#PROJECT 4 FALL 2016 ##Jing Mu (jm4269)
##Project Description In this project, we are provided a dataset of 2350 songs (in hdf5 format) and a data frame showing the frequency of words in each song's lyrics. The dictionary contains 5000 words, hence the lyrics dataframe is of dimension 2350 * 5000. Our goal is to predict the existence of the words in the lyrics (by ranking the possbility) when giving 100 new songs.
##1. Define the Problem I treat this problem as a supervised learning according to the word 'PREDICT'.Therefore, I need to define my X (variables) and Y (responses) here.
For each song, there are 15 features availble. 13 of them are vectors of various lengths. The rest 2 features (segments_pitches and segments_timbre) are matrices of 12 rows and same number of columns. Moreover, the dimensions of the features between different songs are also different. The problem of computing X is to convert the features into the same dimension.
Y seems a little bit easier. We can treat every word as a response and using supervised methods to fit 5000 models. However, the computation training time could be long.
##2. Feature Extraction Names of the 15 features are listed below:
- bars_confidence, bars_start
- beats_confidence, beats_start
- sections_confidence, sections_start
- segments_confidence, segments_loudness_max, segments_loudness_max_time, segments_loudness_start, segments_pitches, segments_start, segments_timbre
- tatums_confidence, tatums_start
According to lpt, loudness, pitches and timbre are the three primary musical facets in contemporary western popular music. Therefore it is necessary to include them in the extracted features.
The rest raw features are all related with 'confidence' which represents the confidence level (between 0 and 1) when transmitting the music into numerical data. There are five of these type: bars, beats, sections, segments and tatums.
After examing some samples, the 1st song can be a good representative for browsing the features:
From the graphs we can see that beats and segments have the highest confidence values, sections and tatums have middle level confidence values, while bars have least confidence values. However, in order to make better prediction, I choose to keep all of them.
In order to convert these features to a single vector for each song, I computed the quantiles for each features if it is a vector and the quantiles for each row if is a matrix. After that, I joined the quantiles together to make a vector.
13 of the features are of vectors while 2 others are of matrix with 12 rows. Therefore, the result vector will be of length ((13+2*12)*5 = 185) for each song. Since there are 2350 songs in the training set, the resulting feature matrix will be of dimension 2350 * 185.
This part takes about 5 minutes with 2350 training data.
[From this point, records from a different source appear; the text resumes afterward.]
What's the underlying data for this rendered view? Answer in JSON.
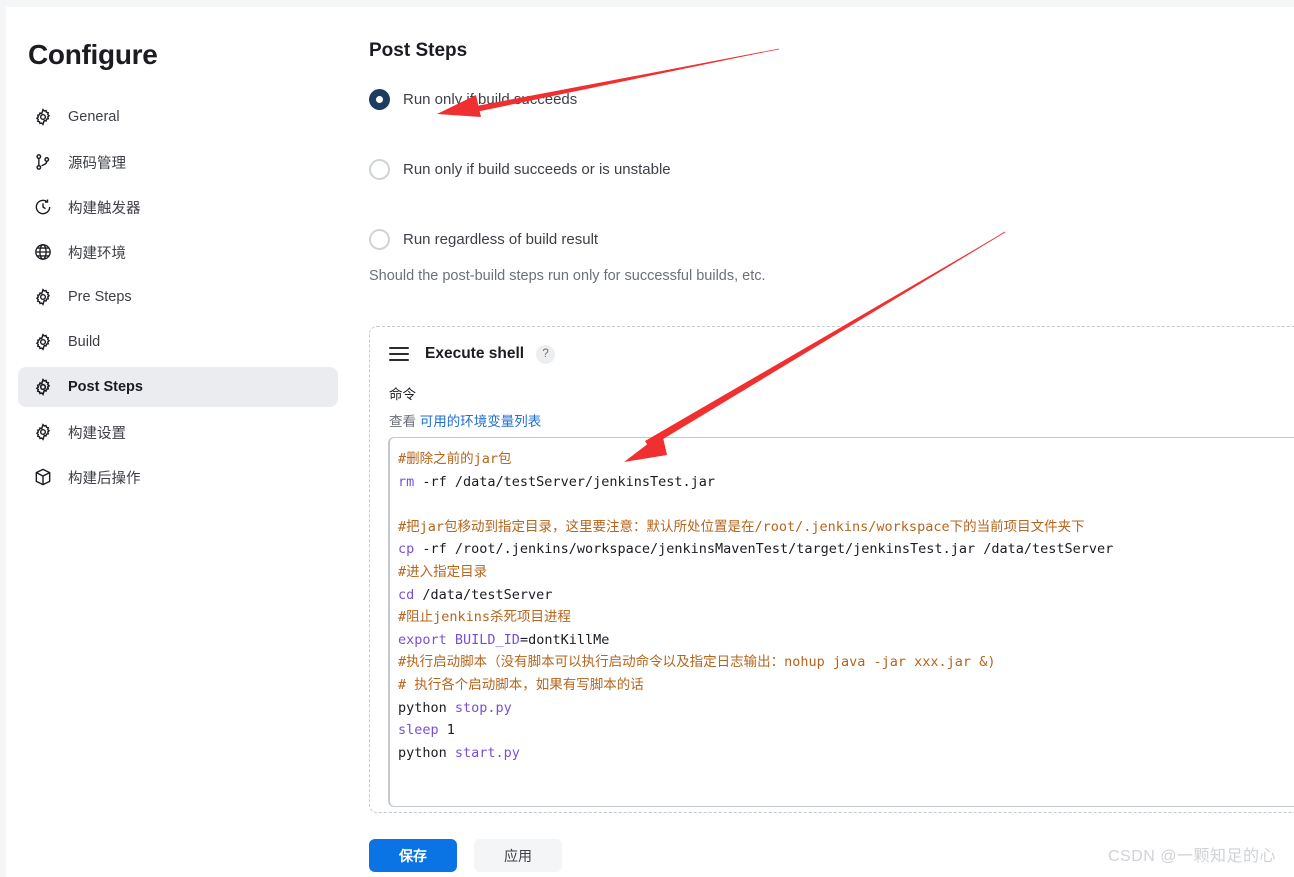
{
  "sidebar": {
    "title": "Configure",
    "items": [
      {
        "label": "General",
        "icon": "gear-icon",
        "active": false
      },
      {
        "label": "源码管理",
        "icon": "git-branch-icon",
        "active": false
      },
      {
        "label": "构建触发器",
        "icon": "clock-icon",
        "active": false
      },
      {
        "label": "构建环境",
        "icon": "globe-icon",
        "active": false
      },
      {
        "label": "Pre Steps",
        "icon": "gear-icon",
        "active": false
      },
      {
        "label": "Build",
        "icon": "gear-icon",
        "active": false
      },
      {
        "label": "Post Steps",
        "icon": "gear-icon",
        "active": true
      },
      {
        "label": "构建设置",
        "icon": "gear-icon",
        "active": false
      },
      {
        "label": "构建后操作",
        "icon": "package-icon",
        "active": false
      }
    ]
  },
  "main": {
    "title": "Post Steps",
    "radios": [
      {
        "label": "Run only if build succeeds",
        "selected": true
      },
      {
        "label": "Run only if build succeeds or is unstable",
        "selected": false
      },
      {
        "label": "Run regardless of build result",
        "selected": false
      }
    ],
    "help_note": "Should the post-build steps run only for successful builds, etc.",
    "step": {
      "drag_handle_icon": "drag-handle-icon",
      "title": "Execute shell",
      "help_badge": "?",
      "field_label": "命令",
      "env_prefix": "查看",
      "env_link": "可用的环境变量列表",
      "code_lines": [
        {
          "type": "comment",
          "text": "#删除之前的jar包"
        },
        {
          "type": "code",
          "cmd": "rm",
          "args": " -rf /data/testServer/jenkinsTest.jar"
        },
        {
          "type": "blank",
          "text": ""
        },
        {
          "type": "comment",
          "text": "#把jar包移动到指定目录，这里要注意：默认所处位置是在/root/.jenkins/workspace下的当前项目文件夹下"
        },
        {
          "type": "code",
          "cmd": "cp",
          "args": " -rf /root/.jenkins/workspace/jenkinsMavenTest/target/jenkinsTest.jar /data/testServer"
        },
        {
          "type": "comment",
          "text": "#进入指定目录"
        },
        {
          "type": "code",
          "cmd": "cd",
          "args": " /data/testServer"
        },
        {
          "type": "comment",
          "text": "#阻止jenkins杀死项目进程"
        },
        {
          "type": "code",
          "cmd": "export",
          "args": " BUILD_ID=dontKillMe",
          "kwarg": "BUILD_ID"
        },
        {
          "type": "comment",
          "text": "#执行启动脚本（没有脚本可以执行启动命令以及指定日志输出：nohup java -jar xxx.jar &)"
        },
        {
          "type": "comment",
          "text": "# 执行各个启动脚本，如果有写脚本的话"
        },
        {
          "type": "code",
          "cmd": "python",
          "args": " stop.py",
          "plainfirst": true
        },
        {
          "type": "code",
          "cmd": "sleep",
          "args": " 1"
        },
        {
          "type": "code",
          "cmd": "python",
          "args": " start.py",
          "plainfirst": true
        }
      ]
    }
  },
  "footer": {
    "save_label": "保存",
    "apply_label": "应用"
  },
  "watermark": "CSDN @一颗知足的心",
  "colors": {
    "primary_button": "#0b74e5",
    "radio_selected": "#1c3e5e",
    "link": "#1f6fd0",
    "annotation_arrow": "#f03030",
    "sidebar_active_bg": "#ebecef",
    "comment_text": "#b5651d",
    "keyword_text": "#7a4fd6"
  },
  "annotations": [
    {
      "name": "arrow-to-run-only-if-build-succeeds",
      "color": "#f03030"
    },
    {
      "name": "arrow-to-code-editor",
      "color": "#f03030"
    }
  ]
}
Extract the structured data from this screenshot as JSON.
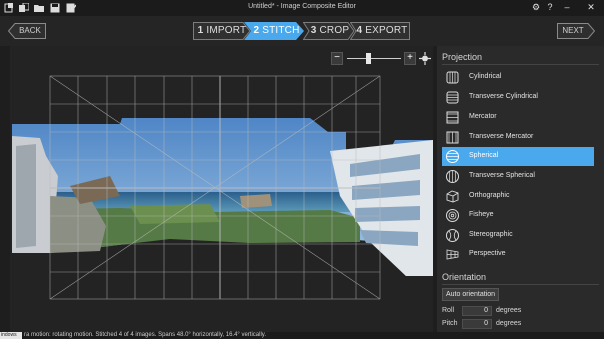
{
  "window": {
    "title": "Untitled* - Image Composite Editor",
    "gear": "⚙",
    "help": "?",
    "minimize": "–",
    "close": "✕"
  },
  "nav": {
    "back_label": "BACK",
    "next_label": "NEXT"
  },
  "steps": [
    {
      "num": "1",
      "label": "IMPORT",
      "active": false
    },
    {
      "num": "2",
      "label": "STITCH",
      "active": true
    },
    {
      "num": "3",
      "label": "CROP",
      "active": false
    },
    {
      "num": "4",
      "label": "EXPORT",
      "active": false
    }
  ],
  "canvas_toolbar": {
    "zoom_out": "−",
    "zoom_in": "+"
  },
  "projection": {
    "heading": "Projection",
    "items": [
      {
        "label": "Cylindrical",
        "icon": "cylinder-icon"
      },
      {
        "label": "Transverse Cylindrical",
        "icon": "transverse-cylinder-icon"
      },
      {
        "label": "Mercator",
        "icon": "mercator-icon"
      },
      {
        "label": "Transverse Mercator",
        "icon": "transverse-mercator-icon"
      },
      {
        "label": "Spherical",
        "icon": "sphere-icon",
        "selected": true
      },
      {
        "label": "Transverse Spherical",
        "icon": "transverse-sphere-icon"
      },
      {
        "label": "Orthographic",
        "icon": "cube-icon"
      },
      {
        "label": "Fisheye",
        "icon": "fisheye-icon"
      },
      {
        "label": "Stereographic",
        "icon": "stereographic-icon"
      },
      {
        "label": "Perspective",
        "icon": "perspective-icon"
      }
    ]
  },
  "orientation": {
    "heading": "Orientation",
    "auto_button": "Auto orientation",
    "roll_label": "Roll",
    "roll_value": "0",
    "pitch_label": "Pitch",
    "pitch_value": "0",
    "unit": "degrees"
  },
  "status": {
    "tag": "indows",
    "text": "ra motion: rotating motion. Stitched 4 of 4 images. Spans 48.0° horizontally, 16.4° vertically."
  },
  "colors": {
    "accent": "#4aa8ec",
    "background": "#1e1e1e",
    "panel": "#2a2a2a"
  }
}
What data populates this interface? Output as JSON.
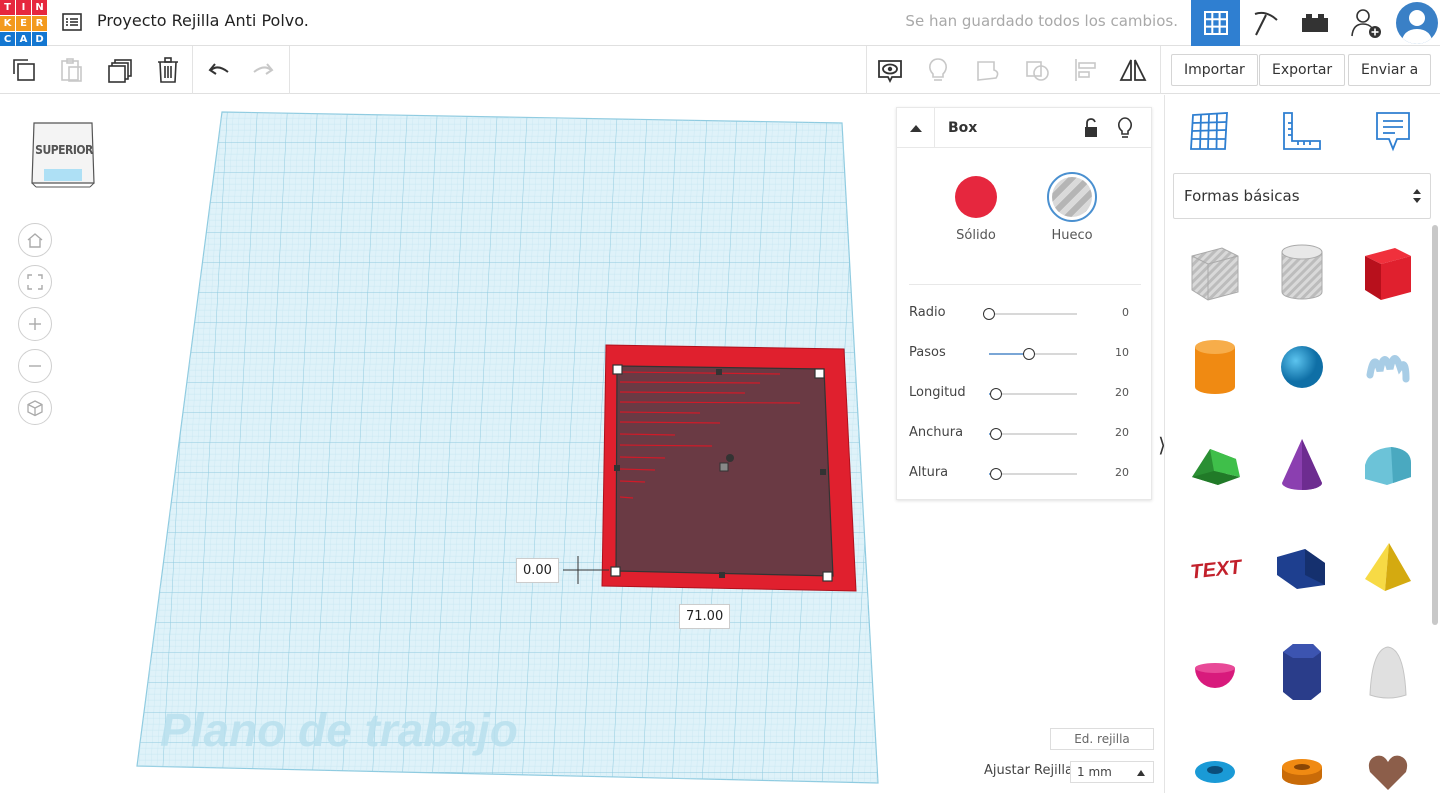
{
  "app": {
    "logo_letters": [
      "T",
      "I",
      "N",
      "K",
      "E",
      "R",
      "C",
      "A",
      "D"
    ],
    "logo_colors": [
      "#e6273e",
      "#e6273e",
      "#e6273e",
      "#f39a1d",
      "#f39a1d",
      "#f39a1d",
      "#1477d1",
      "#1477d1",
      "#1477d1"
    ],
    "project_title": "Proyecto Rejilla Anti Polvo.",
    "save_status": "Se han guardado todos los cambios."
  },
  "toolbar": {
    "import_label": "Importar",
    "export_label": "Exportar",
    "send_label": "Enviar a"
  },
  "viewcube": {
    "label": "SUPERIOR"
  },
  "workplane": {
    "watermark": "Plano de trabajo",
    "dim_left": "0.00",
    "dim_bottom": "71.00",
    "grid_color": "#a8d8ea",
    "shape_color": "#e0202e"
  },
  "inspector": {
    "title": "Box",
    "solid_label": "Sólido",
    "hole_label": "Hueco",
    "solid_color": "#e6273e",
    "params": [
      {
        "name": "Radio",
        "value": "0",
        "fraction": 0.0
      },
      {
        "name": "Pasos",
        "value": "10",
        "fraction": 0.45
      },
      {
        "name": "Longitud",
        "value": "20",
        "fraction": 0.08
      },
      {
        "name": "Anchura",
        "value": "20",
        "fraction": 0.08
      },
      {
        "name": "Altura",
        "value": "20",
        "fraction": 0.08
      }
    ]
  },
  "grid_settings": {
    "edit_label": "Ed. rejilla",
    "snap_label": "Ajustar Rejilla",
    "snap_value": "1 mm"
  },
  "shapes_panel": {
    "category": "Formas básicas",
    "shapes": [
      {
        "name": "box-hole",
        "color": "#c9c9c9"
      },
      {
        "name": "cylinder-hole",
        "color": "#c9c9c9"
      },
      {
        "name": "box",
        "color": "#e0202e"
      },
      {
        "name": "cylinder",
        "color": "#f08a12"
      },
      {
        "name": "sphere",
        "color": "#1a9ad6"
      },
      {
        "name": "scribble",
        "color": "#a8cde6"
      },
      {
        "name": "roof",
        "color": "#2fa43a"
      },
      {
        "name": "cone",
        "color": "#8b3fb0"
      },
      {
        "name": "round-roof",
        "color": "#6cc3d8"
      },
      {
        "name": "text",
        "color": "#c2202b"
      },
      {
        "name": "wedge",
        "color": "#1e3f8f"
      },
      {
        "name": "pyramid",
        "color": "#f2c81c"
      },
      {
        "name": "half-sphere",
        "color": "#d81a7c"
      },
      {
        "name": "polygon",
        "color": "#2a3d8a"
      },
      {
        "name": "paraboloid",
        "color": "#e0e0e0"
      },
      {
        "name": "torus",
        "color": "#1a9ad6"
      },
      {
        "name": "tube",
        "color": "#f08a12"
      },
      {
        "name": "heart",
        "color": "#8c5e4a"
      }
    ]
  }
}
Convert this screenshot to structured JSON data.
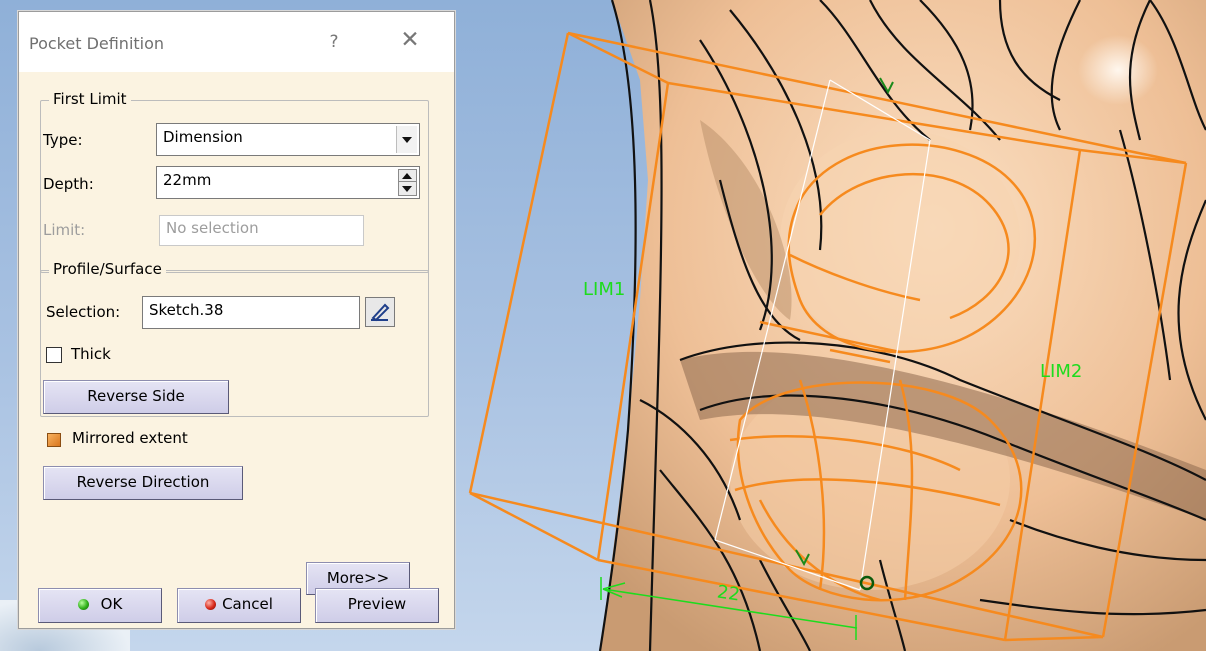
{
  "dialog": {
    "title": "Pocket Definition",
    "help_glyph": "?",
    "close_glyph": "✕",
    "first_limit": {
      "legend": "First Limit",
      "type_label": "Type:",
      "type_value": "Dimension",
      "depth_label": "Depth:",
      "depth_value": "22mm",
      "limit_label": "Limit:",
      "limit_value": "No selection"
    },
    "profile_surface": {
      "legend": "Profile/Surface",
      "selection_label": "Selection:",
      "selection_value": "Sketch.38",
      "thick_label": "Thick",
      "thick_checked": false,
      "reverse_side_label": "Reverse Side"
    },
    "mirrored_extent_label": "Mirrored extent",
    "mirrored_extent_checked": true,
    "reverse_direction_label": "Reverse Direction",
    "more_label": "More>>",
    "ok_label": "OK",
    "cancel_label": "Cancel",
    "preview_label": "Preview"
  },
  "viewport": {
    "lim1_label": "LIM1",
    "lim2_label": "LIM2",
    "dimension_value": "22",
    "colors": {
      "preview_box": "#f68a1e",
      "dimension": "#1ddc1d",
      "skin": "#f2c9a4",
      "background": "#a9c2e2"
    }
  }
}
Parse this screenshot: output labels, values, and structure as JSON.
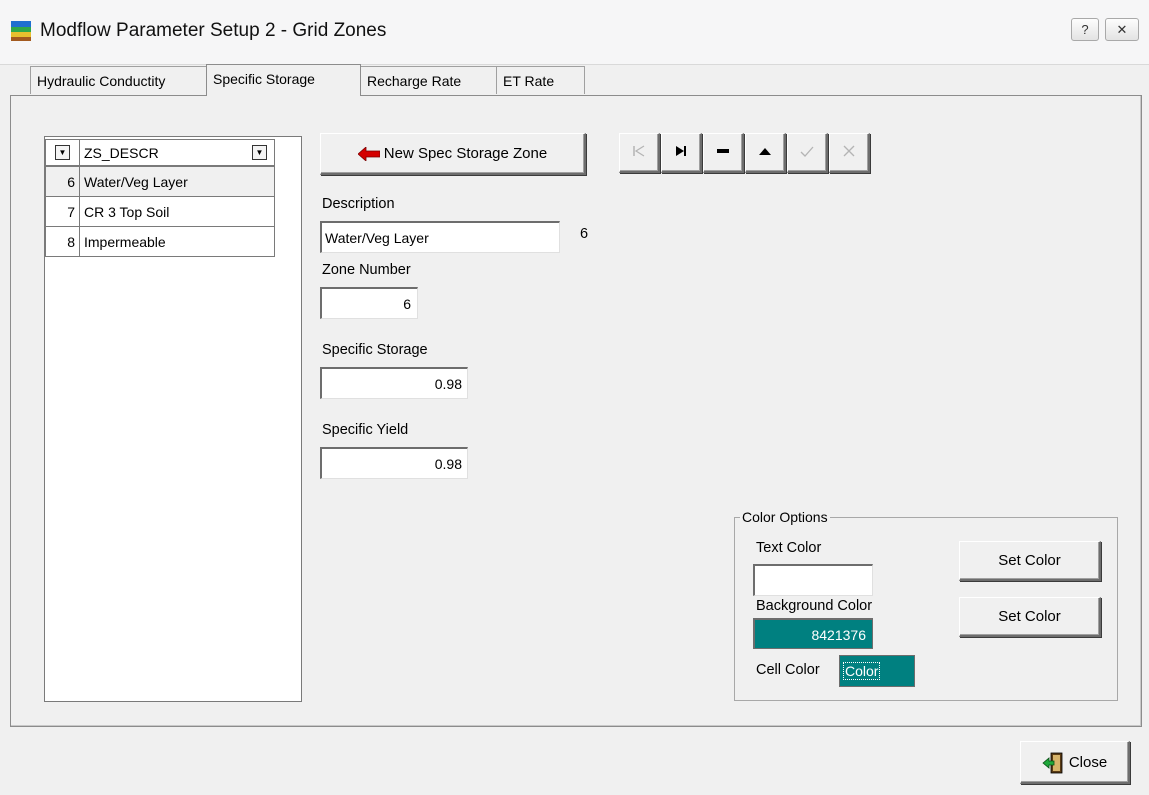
{
  "window": {
    "title": "Modflow Parameter Setup 2 - Grid Zones",
    "help_glyph": "?",
    "close_glyph": "✕"
  },
  "tabs": [
    {
      "label": "Hydraulic Conductity",
      "active": false
    },
    {
      "label": "Specific Storage",
      "active": true
    },
    {
      "label": "Recharge Rate",
      "active": false
    },
    {
      "label": "ET Rate",
      "active": false
    }
  ],
  "grid": {
    "column_header": "ZS_DESCR",
    "rows": [
      {
        "id": "6",
        "descr": "Water/Veg Layer"
      },
      {
        "id": "7",
        "descr": "CR 3 Top Soil"
      },
      {
        "id": "8",
        "descr": "Impermeable"
      }
    ]
  },
  "form": {
    "new_zone_button": "New Spec Storage Zone",
    "description_label": "Description",
    "description_value": "Water/Veg Layer",
    "description_number": "6",
    "zone_number_label": "Zone Number",
    "zone_number_value": "6",
    "specific_storage_label": "Specific Storage",
    "specific_storage_value": "0.98",
    "specific_yield_label": "Specific Yield",
    "specific_yield_value": "0.98"
  },
  "navigator": {
    "icons": [
      "first-record-icon",
      "last-record-icon",
      "delete-record-icon",
      "edit-record-icon",
      "post-record-icon",
      "cancel-record-icon"
    ]
  },
  "color_options": {
    "group_label": "Color Options",
    "text_color_label": "Text  Color",
    "text_color_value": "",
    "text_set_button": "Set Color",
    "background_color_label": "Background  Color",
    "background_color_value": "8421376",
    "background_set_button": "Set Color",
    "cell_color_label": "Cell Color",
    "cell_color_value": "Color",
    "teal": "#008080"
  },
  "footer": {
    "close_button": "Close"
  }
}
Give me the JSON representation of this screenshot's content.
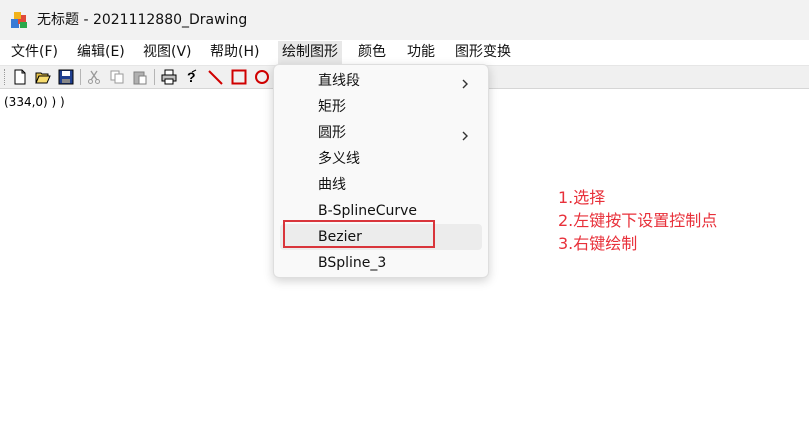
{
  "window": {
    "title": "无标题 - 2021112880_Drawing",
    "icon": "app-icon"
  },
  "menubar": {
    "items": [
      {
        "label": "文件(F)"
      },
      {
        "label": "编辑(E)"
      },
      {
        "label": "视图(V)"
      },
      {
        "label": "帮助(H)"
      },
      {
        "label": "绘制图形"
      },
      {
        "label": "颜色"
      },
      {
        "label": "功能"
      },
      {
        "label": "图形变换"
      }
    ],
    "open_menu": "绘制图形"
  },
  "toolbar": {
    "buttons": [
      "new-file-icon",
      "open-folder-icon",
      "save-icon",
      "cut-icon",
      "copy-icon",
      "paste-icon",
      "print-icon",
      "help-icon",
      "line-tool-icon",
      "rectangle-tool-icon",
      "circle-tool-icon"
    ]
  },
  "canvas": {
    "status_text": "(334,0) ) )"
  },
  "dropdown": {
    "items": [
      {
        "label": "直线段",
        "submenu": true
      },
      {
        "label": "矩形",
        "submenu": false
      },
      {
        "label": "圆形",
        "submenu": true
      },
      {
        "label": "多义线",
        "submenu": false
      },
      {
        "label": "曲线",
        "submenu": false
      },
      {
        "label": "B-SplineCurve",
        "submenu": false
      },
      {
        "label": "Bezier",
        "submenu": false,
        "highlighted": true
      },
      {
        "label": "BSpline_3",
        "submenu": false
      }
    ]
  },
  "annotation": {
    "lines": [
      "1.选择",
      "2.左键按下设置控制点",
      "3.右键绘制"
    ],
    "color": "#e8303a"
  },
  "colors": {
    "highlight_box": "#d9353b",
    "line_tool": "#d00000",
    "rect_tool": "#d00000",
    "circle_tool": "#d00000"
  }
}
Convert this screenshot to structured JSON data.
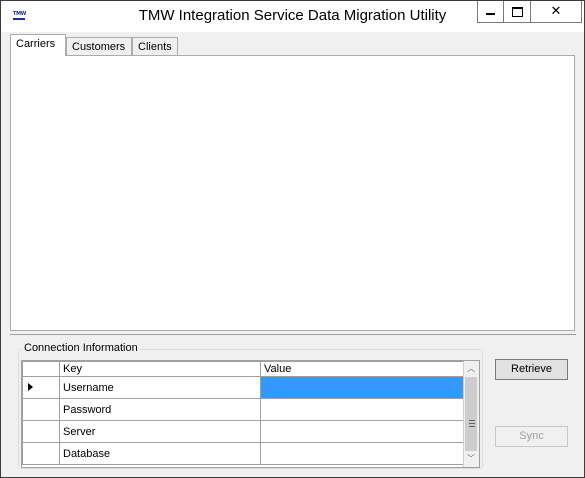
{
  "window": {
    "title": "TMW Integration Service Data Migration Utility",
    "icon_text": "TMW",
    "controls": {
      "minimize_icon": "minimize-icon",
      "maximize_icon": "maximize-icon",
      "close_glyph": "✕"
    }
  },
  "tabs": [
    {
      "label": "Carriers",
      "active": true
    },
    {
      "label": "Customers",
      "active": false
    },
    {
      "label": "Clients",
      "active": false
    }
  ],
  "connection": {
    "group_title": "Connection Information",
    "columns": {
      "key": "Key",
      "value": "Value"
    },
    "rows": [
      {
        "key": "Username",
        "value": "",
        "current": true,
        "value_selected": true
      },
      {
        "key": "Password",
        "value": ""
      },
      {
        "key": "Server",
        "value": ""
      },
      {
        "key": "Database",
        "value": ""
      }
    ]
  },
  "buttons": {
    "retrieve": "Retrieve",
    "sync": "Sync",
    "sync_enabled": false
  },
  "colors": {
    "selection": "#3399ff",
    "window_bg": "#f0f0f0",
    "disabled_text": "#a0a0a0"
  }
}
##3. Response Manipulation Since we are predicting the existence of the words in a particular song, not its frequency, it is acceptable to transfer the lyrics dataset to binary responses (0 = The word is not in this song and 1 = The word is in this song). Hence I discard the information of numeber of appearance of a word in a particular song. The response matrix of lyrics is now of dimension 2350 * 5001 (the first column is song ID) with 0 and 1 entries.
##4. Model Fitting
The project now becomes a classification problem which we need to fit 5000 models, one for each word. The training time takes about 3hours.
I used Extreme Gradient Boosting (xgboost) in this project, the reasons are as below:
- Xgboost produces the probability which means we are able to rank them for the final result.
- Xgboost tends not to overfittng.
- Xgboost can handle NA data in the features.
- Xgboost is computational fast.
##5. Prediction Since the number columns are not required for the submission, after I computed the probablities, I set these columns to be the least number in the matrix minus 1. This computation will ensure these columns ranked as 4987.
##6. Summary
One problem in this project is that the response is sparse. There are a lot 0's in the matrix. Most common classifiers do not perform well in this situation.
To conquer the problem, cascading classifer could be applied here. We could also use a larger sample if possible.